20 mai 2008

Les yeux noirs



L’Etranger dormait avec sa lampe allumée. Je ne comprenais pas ce besoin de lumière. Moi, j’étais dans le noir de mes papiers. J’écrivais à l’époque de très mauvais poèmes. Sur les révolutions à venir. Sur la pauvreté de l’amour. Son absence. C’était, je ne m’en repens pas, des métaphores de la rage.

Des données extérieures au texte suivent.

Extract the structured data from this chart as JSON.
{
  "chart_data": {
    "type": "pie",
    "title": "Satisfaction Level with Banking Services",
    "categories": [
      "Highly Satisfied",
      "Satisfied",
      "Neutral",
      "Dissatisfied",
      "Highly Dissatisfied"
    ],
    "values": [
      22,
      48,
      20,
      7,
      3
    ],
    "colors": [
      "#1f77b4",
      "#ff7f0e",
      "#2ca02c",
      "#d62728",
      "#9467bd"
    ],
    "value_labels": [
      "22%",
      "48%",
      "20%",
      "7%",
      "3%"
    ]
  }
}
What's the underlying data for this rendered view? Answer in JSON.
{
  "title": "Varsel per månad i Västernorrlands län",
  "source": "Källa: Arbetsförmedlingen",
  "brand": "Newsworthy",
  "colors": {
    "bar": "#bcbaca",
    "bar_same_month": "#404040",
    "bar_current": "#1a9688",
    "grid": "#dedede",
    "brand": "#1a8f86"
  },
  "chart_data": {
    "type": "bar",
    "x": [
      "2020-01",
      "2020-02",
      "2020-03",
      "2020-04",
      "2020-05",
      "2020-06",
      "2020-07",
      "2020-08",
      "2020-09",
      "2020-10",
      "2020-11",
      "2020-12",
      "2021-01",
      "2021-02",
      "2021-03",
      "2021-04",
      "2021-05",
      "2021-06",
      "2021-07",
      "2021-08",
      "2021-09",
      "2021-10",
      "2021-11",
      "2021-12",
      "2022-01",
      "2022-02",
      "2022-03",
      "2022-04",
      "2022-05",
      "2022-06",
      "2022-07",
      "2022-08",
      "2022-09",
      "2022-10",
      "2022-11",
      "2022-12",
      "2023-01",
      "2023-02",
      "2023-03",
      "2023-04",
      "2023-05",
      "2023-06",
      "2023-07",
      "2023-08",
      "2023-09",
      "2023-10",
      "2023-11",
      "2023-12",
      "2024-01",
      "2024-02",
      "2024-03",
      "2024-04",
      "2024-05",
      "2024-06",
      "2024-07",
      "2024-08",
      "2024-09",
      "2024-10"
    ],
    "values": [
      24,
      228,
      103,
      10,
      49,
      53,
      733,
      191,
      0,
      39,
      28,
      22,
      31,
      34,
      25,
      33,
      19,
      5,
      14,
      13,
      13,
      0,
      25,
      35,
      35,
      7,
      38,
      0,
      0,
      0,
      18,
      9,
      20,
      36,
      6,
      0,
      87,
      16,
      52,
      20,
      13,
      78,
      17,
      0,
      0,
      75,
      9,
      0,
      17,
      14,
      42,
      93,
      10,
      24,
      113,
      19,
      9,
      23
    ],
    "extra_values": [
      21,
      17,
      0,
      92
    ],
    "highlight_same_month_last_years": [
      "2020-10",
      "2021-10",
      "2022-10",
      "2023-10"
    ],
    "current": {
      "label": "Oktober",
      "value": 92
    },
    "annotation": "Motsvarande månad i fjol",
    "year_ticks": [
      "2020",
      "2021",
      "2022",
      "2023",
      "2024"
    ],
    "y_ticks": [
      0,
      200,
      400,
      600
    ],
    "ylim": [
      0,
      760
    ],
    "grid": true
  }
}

Mais la rage est un sentiment difficile à exprimer. Il faut beaucoup de talent pour cracher un poème. La rage, je l’avais. L’absence, je la sentais. Je manquais de talent. Quand j’y pense, il y avait plus de poésie dans les yeux de l’Etranger que dans mes papiers. Je croyais que les pays, les femmes, tout le réel, il faut les prendre dans ses bras. Lui savait que, la vie, on la prend par les yeux. « Tout est dans les yeux ». J’ai retenu son enseignement. Voilà pourquoi je te regarde sans oser encore te parler. Voilà pourquoi, durant la pause-café, je n’ai pas interrompu ta conversation avec le professeur très sûr de lui. Voilà pourquoi je manque d’assurance et réponds distraitement aux questions du modérateur. Je voudrais dire cette chose simple, m’adressant secrètement à toi, mais l’assistance ne verrait peut-être dans mes mots que le manteau de l’Etranger et m’accuserait de gâtisme ou de pédanterie : j’espère qu’il n’est pas trop tard pour que j’apprenne à regarder.

Lyonel Trouillot, L’amour avant que j’oublie, Actes Sud, 2007.